AntreasAntoniou · June 7, 2023, 10:27pm

I’ve been trying to use FSDP in my research, and while reading the tutorial at Getting Started with Fully Sharded Data Parallel(FSDP) — PyTorch Tutorials 2.0.1+cu117 documentation. I came across the following lines

sampler1 = DistributedSampler(dataset1, rank=rank, num_replicas=world_size, shuffle=True)
sampler2 = DistributedSampler(dataset2, rank=rank, num_replicas=world_size)

Followed by

train_loader = torch.utils.data.DataLoader(dataset1,**train_kwargs)
test_loader = torch.utils.data.DataLoader(dataset2, **test_kwargs)

Then the tutorial code never uses the sampler, other than to

def train(args, model, rank, world_size, train_loader, optimizer, epoch, sampler=None):
    model.train()
    ddp_loss = torch.zeros(2).to(rank)
    if sampler:
        sampler.set_epoch(epoch)
    for batch_idx, (data, target) in enumerate(train_loader):
        data, target = data.to(rank), target.to(rank)
        optimizer.zero_grad()
        output = model(data)
        loss = F.nll_loss(output, target, reduction='sum')
        loss.backward()
        optimizer.step()
        ddp_loss[0] += loss.item()
        ddp_loss[1] += len(data)

    dist.all_reduce(ddp_loss, op=dist.ReduceOp.SUM)
    if rank == 0:
        print('Train Epoch: {} \tLoss: {:.6f}'.format(epoch, ddp_loss[0] / ddp_loss[1]))

Is this intentional?
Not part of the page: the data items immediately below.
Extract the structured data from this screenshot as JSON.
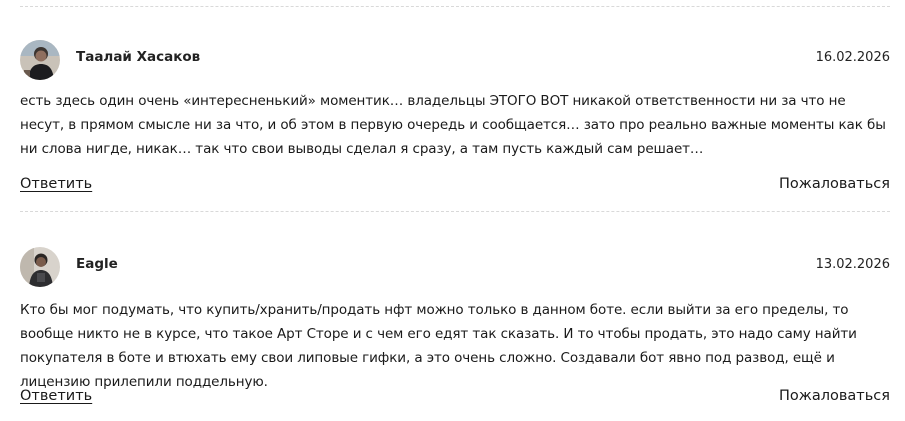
{
  "comments": [
    {
      "author": "Таалай Хасаков",
      "date": "16.02.2026",
      "text": "есть здесь один очень «интересненький» моментик… владельцы ЭТОГО ВОТ никакой ответственности ни за что не несут, в прямом смысле ни за что, и об этом в первую очередь и сообщается… зато про реально важные моменты как бы ни слова нигде, никак… так что свои выводы сделал я сразу, а там пусть каждый сам решает…",
      "reply_label": "Ответить",
      "report_label": "Пожаловаться",
      "avatar_icon": "user-photo-avatar"
    },
    {
      "author": "Eagle",
      "date": "13.02.2026",
      "text": "Кто бы мог подумать, что купить/хранить/продать нфт можно только в данном боте. если выйти за его пределы, то вообще никто не в курсе, что такое Арт Сторе и с чем его едят так сказать. И то чтобы продать, это надо саму найти покупателя в боте и втюхать ему свои липовые гифки, а это очень сложно. Создавали бот явно под развод, ещё и лицензию прилепили поддельную.",
      "reply_label": "Ответить",
      "report_label": "Пожаловаться",
      "avatar_icon": "user-photo-avatar"
    }
  ],
  "colors": {
    "text": "#1a1a1a",
    "divider": "#d9d9d9",
    "background": "#ffffff"
  }
}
Are the DistributedSampler lines legacy code that was not removed? If not, how is the distributed sampler used? My understanding is that with FSDP all nodes process the same batch, but each node only processes fprop and bprop for different model, parameter, and optimizer shards. Am I wrong? Can you shed some light?

Thanks

ptrblck · June 8, 2023, 6:39am

The samplers are added to the train/test_kwargs:

    train_kwargs = {'batch_size': args.batch_size, 'sampler': sampler1}
    test_kwargs = {'batch_size': args.test_batch_size, 'sampler': sampler2}
    cuda_kwargs = {'num_workers': 2,
                    'pin_memory': True,
                    'shuffle': False}
    train_kwargs.update(cuda_kwargs)
    test_kwargs.update(cuda_kwargs)

directly after their initialization and thus used in the DataLoaders.